You often hear this complaint in public districts that have a significant charter population. They feel the grand bargain in public schools was broken and that students who should go to their school are instead being swiped away by other schools.
This is a very dangerous mindset.
What it does is absolves the person saying it from responsibility: Those schools are doing something nefarious (stealing), which is why our students aren’t attending our school anymore.
By adopting this mindset, it is easy to paint yourself as a victim and not take any action to address your enrollment challenges.
The more appropriate question or statement to make here is, “I may not like it, but we are in an environment of school choice. And for some reason, families are choosing another school over ours. We need to figure out why and address it.”
By moving to a more positive mindset, you can take action to improve your situation. Understanding what those other schools are offering and comparing them against your own offerings will give you insight into how you stack up against the competition.
If you are a district school in this competitive choice environment, you can learn more in my recent two articles:
2. “We don’t know why students are leaving.”
Retention is the foundation of developing a strong enrollment system. So if your enrollment funnel has a big leak at the bottom, you need to plug it fast!
It can be hard when families leave your school because they are not happy. Administrators work very hard to ensure that they are delivering a positive experience every day. Sometimes, it can be seen almost as a personal criticism when families decide to leave.
Modifying this statement into a more action-oriented one will help you to address this issue: “Families have a choice in where to send their child to school. We should constantly ensure they think we are the best choice for them by listening to complaints and concerns.”
One of the simple things that a school can do is to conduct an annual school climate survey.
Using an instrument like this will help you understand how parents perceive your school. And if you use a mix of both quantitative and qualitative questions, you can often get at some of the things frustrating them and making them consider leaving.
Oftentimes this might be something that is easily remedied but nobody on staff realized was a source of frustration.
However, don’t do a school climate survey unless you are prepared to release the data along with an action plan to address their feedback. Asking their opinions and then sitting on the data will not build the trusting relationship that you are trying to accomplish here.

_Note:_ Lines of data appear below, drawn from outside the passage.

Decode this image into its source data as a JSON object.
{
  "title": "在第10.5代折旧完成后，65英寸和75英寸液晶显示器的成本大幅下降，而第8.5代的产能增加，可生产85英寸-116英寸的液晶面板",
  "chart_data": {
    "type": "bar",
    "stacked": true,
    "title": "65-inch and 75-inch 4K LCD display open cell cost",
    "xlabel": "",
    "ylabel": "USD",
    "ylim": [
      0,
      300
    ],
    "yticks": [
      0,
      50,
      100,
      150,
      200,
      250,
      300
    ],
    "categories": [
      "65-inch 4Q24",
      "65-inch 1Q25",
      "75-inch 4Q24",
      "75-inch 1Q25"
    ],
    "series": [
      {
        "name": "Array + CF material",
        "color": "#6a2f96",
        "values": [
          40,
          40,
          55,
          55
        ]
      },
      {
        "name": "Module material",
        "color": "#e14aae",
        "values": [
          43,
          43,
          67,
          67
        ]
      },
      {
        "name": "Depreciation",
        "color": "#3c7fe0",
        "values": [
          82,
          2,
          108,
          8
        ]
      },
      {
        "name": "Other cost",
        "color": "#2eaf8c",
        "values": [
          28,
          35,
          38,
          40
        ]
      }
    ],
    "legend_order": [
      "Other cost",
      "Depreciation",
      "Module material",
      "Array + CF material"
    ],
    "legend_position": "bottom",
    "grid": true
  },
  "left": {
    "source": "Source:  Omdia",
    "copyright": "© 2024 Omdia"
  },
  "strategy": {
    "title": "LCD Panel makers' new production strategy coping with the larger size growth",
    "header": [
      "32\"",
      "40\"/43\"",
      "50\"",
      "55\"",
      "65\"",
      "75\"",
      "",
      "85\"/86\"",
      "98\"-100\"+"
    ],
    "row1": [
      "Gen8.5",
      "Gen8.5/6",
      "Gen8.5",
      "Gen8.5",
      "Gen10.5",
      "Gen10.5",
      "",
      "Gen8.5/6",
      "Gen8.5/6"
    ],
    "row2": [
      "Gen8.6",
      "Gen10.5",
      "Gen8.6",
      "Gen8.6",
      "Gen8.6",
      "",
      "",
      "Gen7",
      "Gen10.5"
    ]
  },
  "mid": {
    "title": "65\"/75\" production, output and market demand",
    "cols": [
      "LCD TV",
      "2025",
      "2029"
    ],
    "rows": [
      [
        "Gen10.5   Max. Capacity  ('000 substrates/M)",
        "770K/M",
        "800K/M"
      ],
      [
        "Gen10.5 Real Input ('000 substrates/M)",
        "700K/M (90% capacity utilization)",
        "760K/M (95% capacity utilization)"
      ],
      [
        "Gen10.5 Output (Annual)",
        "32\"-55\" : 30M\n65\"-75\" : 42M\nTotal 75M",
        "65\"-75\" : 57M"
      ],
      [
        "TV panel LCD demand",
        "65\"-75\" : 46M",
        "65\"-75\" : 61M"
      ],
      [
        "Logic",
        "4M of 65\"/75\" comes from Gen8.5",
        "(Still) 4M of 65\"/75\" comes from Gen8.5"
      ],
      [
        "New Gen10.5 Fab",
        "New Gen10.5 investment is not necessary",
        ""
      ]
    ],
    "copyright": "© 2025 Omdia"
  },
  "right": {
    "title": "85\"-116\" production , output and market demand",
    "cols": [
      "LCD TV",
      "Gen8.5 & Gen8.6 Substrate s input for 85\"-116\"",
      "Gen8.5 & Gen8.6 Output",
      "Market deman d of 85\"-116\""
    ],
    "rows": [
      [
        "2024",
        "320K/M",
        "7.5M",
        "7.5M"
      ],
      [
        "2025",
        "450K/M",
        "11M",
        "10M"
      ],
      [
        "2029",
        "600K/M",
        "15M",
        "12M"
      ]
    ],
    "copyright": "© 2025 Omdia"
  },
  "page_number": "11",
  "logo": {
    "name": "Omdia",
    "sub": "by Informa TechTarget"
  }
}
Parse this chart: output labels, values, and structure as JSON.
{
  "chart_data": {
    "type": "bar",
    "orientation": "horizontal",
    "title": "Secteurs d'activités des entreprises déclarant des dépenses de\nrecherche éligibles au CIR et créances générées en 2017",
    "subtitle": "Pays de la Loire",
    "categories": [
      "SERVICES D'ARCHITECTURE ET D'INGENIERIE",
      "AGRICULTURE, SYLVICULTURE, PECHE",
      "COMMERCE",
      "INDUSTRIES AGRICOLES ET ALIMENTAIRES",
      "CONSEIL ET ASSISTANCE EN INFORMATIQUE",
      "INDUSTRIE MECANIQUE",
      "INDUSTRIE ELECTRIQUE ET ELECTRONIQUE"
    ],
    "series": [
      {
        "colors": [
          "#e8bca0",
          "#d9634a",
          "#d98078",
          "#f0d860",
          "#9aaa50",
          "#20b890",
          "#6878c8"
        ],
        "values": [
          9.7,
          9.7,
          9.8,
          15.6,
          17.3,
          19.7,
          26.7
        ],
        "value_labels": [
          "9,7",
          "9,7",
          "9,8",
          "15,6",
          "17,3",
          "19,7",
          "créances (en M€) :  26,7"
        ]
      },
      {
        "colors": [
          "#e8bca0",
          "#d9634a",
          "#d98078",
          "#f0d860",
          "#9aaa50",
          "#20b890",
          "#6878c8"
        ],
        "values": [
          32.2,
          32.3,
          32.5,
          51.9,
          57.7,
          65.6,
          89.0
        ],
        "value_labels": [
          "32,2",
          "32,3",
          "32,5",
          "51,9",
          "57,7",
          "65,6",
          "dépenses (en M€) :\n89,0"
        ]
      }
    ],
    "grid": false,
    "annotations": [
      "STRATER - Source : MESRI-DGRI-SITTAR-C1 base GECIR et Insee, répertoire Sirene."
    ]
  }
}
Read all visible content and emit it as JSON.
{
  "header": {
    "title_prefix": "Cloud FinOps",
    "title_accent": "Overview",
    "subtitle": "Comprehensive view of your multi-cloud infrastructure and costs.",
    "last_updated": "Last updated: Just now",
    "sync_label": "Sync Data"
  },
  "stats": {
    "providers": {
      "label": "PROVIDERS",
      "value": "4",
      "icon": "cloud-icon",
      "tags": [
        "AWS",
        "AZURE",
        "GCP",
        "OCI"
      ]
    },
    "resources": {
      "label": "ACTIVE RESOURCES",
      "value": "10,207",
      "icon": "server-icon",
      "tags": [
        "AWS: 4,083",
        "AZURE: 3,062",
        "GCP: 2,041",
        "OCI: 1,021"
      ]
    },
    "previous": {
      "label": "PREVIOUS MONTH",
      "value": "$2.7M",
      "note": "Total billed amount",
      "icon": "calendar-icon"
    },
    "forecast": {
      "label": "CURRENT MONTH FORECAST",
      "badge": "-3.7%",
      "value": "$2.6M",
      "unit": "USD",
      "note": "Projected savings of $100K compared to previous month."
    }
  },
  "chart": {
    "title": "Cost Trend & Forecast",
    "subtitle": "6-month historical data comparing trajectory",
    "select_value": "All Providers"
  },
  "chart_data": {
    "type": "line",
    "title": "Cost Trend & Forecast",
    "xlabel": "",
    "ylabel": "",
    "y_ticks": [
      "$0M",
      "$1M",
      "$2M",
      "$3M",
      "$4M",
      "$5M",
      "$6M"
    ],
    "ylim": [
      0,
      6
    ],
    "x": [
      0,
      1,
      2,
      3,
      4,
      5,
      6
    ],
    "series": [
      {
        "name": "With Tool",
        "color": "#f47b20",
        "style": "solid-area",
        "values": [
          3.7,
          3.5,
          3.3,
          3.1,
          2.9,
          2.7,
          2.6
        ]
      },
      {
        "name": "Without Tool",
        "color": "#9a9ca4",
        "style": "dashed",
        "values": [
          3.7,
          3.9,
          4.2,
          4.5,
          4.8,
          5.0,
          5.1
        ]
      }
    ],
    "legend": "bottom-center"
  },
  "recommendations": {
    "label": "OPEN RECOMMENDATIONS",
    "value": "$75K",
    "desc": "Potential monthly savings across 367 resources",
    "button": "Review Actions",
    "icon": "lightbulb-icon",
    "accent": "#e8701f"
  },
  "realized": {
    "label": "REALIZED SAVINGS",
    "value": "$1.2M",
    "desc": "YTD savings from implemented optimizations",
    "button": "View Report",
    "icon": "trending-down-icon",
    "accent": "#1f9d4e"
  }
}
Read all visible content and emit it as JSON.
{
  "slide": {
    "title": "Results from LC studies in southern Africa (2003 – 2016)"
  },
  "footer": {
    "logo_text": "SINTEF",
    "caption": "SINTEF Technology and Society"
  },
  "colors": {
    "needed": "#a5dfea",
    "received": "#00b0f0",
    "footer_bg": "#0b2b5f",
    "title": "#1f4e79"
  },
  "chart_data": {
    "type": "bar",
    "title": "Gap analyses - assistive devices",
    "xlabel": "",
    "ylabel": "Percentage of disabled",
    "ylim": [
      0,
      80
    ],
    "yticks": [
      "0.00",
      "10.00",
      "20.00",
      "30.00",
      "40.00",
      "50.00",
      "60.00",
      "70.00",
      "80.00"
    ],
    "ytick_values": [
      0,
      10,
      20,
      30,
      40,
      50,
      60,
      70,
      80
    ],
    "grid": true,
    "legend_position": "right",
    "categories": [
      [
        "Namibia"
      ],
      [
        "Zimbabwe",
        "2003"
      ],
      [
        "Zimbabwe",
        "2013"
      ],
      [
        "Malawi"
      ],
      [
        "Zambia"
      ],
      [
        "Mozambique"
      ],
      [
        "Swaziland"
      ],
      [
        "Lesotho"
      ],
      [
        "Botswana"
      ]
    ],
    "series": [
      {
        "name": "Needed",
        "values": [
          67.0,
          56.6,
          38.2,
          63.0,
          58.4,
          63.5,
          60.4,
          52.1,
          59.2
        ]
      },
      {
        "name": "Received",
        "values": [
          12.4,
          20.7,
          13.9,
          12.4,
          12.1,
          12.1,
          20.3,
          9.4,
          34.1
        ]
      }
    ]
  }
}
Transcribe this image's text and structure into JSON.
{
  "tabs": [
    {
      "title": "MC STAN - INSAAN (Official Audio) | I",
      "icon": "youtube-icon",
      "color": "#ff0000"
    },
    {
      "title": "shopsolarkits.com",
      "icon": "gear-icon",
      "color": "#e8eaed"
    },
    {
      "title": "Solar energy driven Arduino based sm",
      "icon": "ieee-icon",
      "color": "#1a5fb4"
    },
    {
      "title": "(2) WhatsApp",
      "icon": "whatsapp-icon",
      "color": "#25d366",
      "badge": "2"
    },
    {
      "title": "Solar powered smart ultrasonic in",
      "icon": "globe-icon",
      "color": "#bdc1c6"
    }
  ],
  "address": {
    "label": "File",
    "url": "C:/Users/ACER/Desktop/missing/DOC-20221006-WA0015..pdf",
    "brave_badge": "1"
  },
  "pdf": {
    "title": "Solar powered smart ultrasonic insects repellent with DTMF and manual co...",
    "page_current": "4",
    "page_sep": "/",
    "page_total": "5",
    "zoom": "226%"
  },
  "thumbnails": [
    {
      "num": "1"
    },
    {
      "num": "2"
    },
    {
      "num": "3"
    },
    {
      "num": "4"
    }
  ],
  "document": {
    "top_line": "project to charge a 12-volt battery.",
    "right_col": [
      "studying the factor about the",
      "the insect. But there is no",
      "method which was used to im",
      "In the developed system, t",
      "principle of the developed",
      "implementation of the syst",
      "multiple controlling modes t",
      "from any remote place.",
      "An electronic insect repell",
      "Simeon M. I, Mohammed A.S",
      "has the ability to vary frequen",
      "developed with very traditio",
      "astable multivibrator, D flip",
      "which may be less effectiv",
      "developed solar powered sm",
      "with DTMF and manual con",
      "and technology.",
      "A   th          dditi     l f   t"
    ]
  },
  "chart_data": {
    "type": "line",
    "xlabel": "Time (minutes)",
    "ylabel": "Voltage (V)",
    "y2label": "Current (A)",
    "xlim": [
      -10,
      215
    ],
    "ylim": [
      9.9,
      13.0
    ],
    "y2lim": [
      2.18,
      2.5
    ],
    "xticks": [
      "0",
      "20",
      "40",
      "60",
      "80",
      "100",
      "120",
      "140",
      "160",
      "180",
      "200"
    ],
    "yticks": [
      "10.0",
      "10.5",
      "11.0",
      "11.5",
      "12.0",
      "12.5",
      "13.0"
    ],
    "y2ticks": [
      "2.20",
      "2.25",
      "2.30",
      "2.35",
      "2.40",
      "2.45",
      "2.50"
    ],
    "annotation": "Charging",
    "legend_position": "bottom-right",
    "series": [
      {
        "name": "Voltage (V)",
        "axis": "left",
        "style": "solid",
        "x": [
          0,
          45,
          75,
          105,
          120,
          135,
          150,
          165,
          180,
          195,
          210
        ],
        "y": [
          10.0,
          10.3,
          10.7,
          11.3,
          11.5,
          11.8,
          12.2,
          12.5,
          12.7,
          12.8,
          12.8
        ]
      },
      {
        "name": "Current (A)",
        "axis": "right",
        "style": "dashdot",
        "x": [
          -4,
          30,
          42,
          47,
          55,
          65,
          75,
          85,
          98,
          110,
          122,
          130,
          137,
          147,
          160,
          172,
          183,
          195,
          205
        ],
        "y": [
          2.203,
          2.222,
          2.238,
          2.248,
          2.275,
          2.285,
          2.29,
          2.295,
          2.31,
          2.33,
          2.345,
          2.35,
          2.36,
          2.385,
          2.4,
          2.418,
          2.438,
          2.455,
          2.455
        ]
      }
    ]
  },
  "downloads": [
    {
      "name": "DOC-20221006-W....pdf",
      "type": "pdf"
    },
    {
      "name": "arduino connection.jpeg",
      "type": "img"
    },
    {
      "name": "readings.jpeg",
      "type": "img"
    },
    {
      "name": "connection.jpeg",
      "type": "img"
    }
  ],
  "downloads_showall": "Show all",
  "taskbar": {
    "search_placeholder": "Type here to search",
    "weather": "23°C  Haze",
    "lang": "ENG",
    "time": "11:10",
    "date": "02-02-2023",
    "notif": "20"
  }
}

For more information on these surveys and additional enrollment marketing tips, check out our enrollment guide:
3. “Nobody is in charge of enrollment.”
Imagine a scenario like this: if you lost your Spanish teacher for a year, you wouldn’t say, “Hey, everybody. You all support this Spanish class,” or “Mrs. Principal, in addition to your current responsibilities, can you teach sixth-grade Spanish as well?”
No. You would hire a dedicated Spanish teacher.
Every university has a Chief Enrollment Officer whose responsibility is to ensure they are attracting enough students to that school.
They know there needs to be somebody responsible and accountable for ensuring they enroll their target number of students. And they all have a specific number target!
Increasing enrollment is simply too important to be run by a committee or by people with competing responsibilities.
4. “We have never done that before.”
How many times have you heard this at your school? Heck, how many times have you heard it today?
Schools, by their nature, do not adapt to change easily. And it’s understandable why: providing an education to students is not a responsibility to take lightly.
However, schools are much more flexible than many of them give themselves credit for.
Adopting some of the techniques and strategies of strategic enrollment marketing may at first pass feel weird and outside of what you “normally do,” but soon, it will become second nature.
Instead of being afraid to try, tell yourself, “I am going to make mistakes, but doing something is better than doing nothing.”
Henry Ford had a great saying: “Whether you think you can or think you can’t, you are right.”
Building a strong enrollment function at your school or district might first require you to jettison some old ways of thinking that might be holding you back from improving your marketing and recruiting.